The politicking, intrigue and power play of the 15th century spring to vivid life in the hands of a historian whose immaculate research, depth of knowledge and imaginative prowess have made her one of our best and favourite historical novelists. And in a move that brings us even closer to a woman more likely to be viewed through the lens of history books and official accounts, O’Brien recounts Cecely’s story through the intensely personal medium of letters, chronicles, diaries, prayers and even recipes.

This allows readers to build an intimate and emotional connection with not just Cecily, but the dynamics of her sprawling family’s relationships, and the constant rivalry and warring which existed between even the closest members.

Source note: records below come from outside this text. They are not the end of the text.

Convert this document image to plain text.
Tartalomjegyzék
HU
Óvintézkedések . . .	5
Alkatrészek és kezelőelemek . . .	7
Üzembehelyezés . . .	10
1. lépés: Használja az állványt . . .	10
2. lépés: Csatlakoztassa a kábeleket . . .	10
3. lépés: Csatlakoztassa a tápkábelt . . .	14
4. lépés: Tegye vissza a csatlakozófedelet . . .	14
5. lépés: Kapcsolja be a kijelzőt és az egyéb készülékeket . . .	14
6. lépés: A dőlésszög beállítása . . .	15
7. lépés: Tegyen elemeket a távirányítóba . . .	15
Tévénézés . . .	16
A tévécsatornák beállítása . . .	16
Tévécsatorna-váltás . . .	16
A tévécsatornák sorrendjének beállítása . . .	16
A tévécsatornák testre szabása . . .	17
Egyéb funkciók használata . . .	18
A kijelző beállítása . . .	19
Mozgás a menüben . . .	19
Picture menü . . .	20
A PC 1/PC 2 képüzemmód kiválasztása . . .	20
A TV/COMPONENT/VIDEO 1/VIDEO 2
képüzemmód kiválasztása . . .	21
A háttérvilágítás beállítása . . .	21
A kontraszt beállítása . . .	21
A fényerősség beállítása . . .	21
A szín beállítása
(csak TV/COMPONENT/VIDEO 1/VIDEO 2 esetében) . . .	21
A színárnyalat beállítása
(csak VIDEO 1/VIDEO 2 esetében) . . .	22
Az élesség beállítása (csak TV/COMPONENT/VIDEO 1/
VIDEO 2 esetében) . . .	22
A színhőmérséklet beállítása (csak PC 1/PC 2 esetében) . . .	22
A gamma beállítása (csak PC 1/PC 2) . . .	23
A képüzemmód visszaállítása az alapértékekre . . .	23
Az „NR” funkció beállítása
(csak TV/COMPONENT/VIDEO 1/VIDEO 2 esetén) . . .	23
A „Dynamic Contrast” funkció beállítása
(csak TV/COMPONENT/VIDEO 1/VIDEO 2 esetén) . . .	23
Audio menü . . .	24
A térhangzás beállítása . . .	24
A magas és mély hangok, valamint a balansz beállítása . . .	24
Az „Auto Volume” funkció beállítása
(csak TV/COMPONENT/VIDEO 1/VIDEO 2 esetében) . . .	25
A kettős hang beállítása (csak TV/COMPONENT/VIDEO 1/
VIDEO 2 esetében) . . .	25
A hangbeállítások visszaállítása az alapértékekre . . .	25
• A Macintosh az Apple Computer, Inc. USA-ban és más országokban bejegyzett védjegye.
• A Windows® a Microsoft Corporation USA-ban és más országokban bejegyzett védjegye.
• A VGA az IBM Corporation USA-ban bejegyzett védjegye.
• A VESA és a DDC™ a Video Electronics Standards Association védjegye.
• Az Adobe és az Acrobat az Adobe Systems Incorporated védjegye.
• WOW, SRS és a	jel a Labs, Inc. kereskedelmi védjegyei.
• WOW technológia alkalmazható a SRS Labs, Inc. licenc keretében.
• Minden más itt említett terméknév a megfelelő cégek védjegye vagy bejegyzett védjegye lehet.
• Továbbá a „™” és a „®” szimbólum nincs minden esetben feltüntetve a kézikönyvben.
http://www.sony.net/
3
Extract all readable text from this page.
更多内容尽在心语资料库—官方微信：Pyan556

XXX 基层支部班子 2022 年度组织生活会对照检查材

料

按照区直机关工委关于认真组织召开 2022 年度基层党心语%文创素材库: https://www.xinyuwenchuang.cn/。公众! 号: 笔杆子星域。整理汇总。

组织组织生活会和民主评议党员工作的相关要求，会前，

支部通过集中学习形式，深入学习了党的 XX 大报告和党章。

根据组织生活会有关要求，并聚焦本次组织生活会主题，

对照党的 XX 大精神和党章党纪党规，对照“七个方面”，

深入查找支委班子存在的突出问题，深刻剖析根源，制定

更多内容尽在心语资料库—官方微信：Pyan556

From the everyday concerns of a mother trying to care for her children in straitened circumstances, to a wife separated from the husband she still loves after 30 years of marriage, and the determined Yorkist matriarch fighting behind the scenes for her family’s survival and their claim to the throne, this is a tale to enthral and inspire.

Left homeless, penniless, powerless, and deemed the wife of a traitor, Cecely was strong, brave, scheming and ambitious in a world dominated by men, and throughout her long life to the age of eighty, and the reigns of her two sons, she never stopped fighting to keep the Yorkist flame alive.

From the fury of the battlefield to the intimacy of a castle solar, this is rise and fall of the House of York as it has never before been viewed.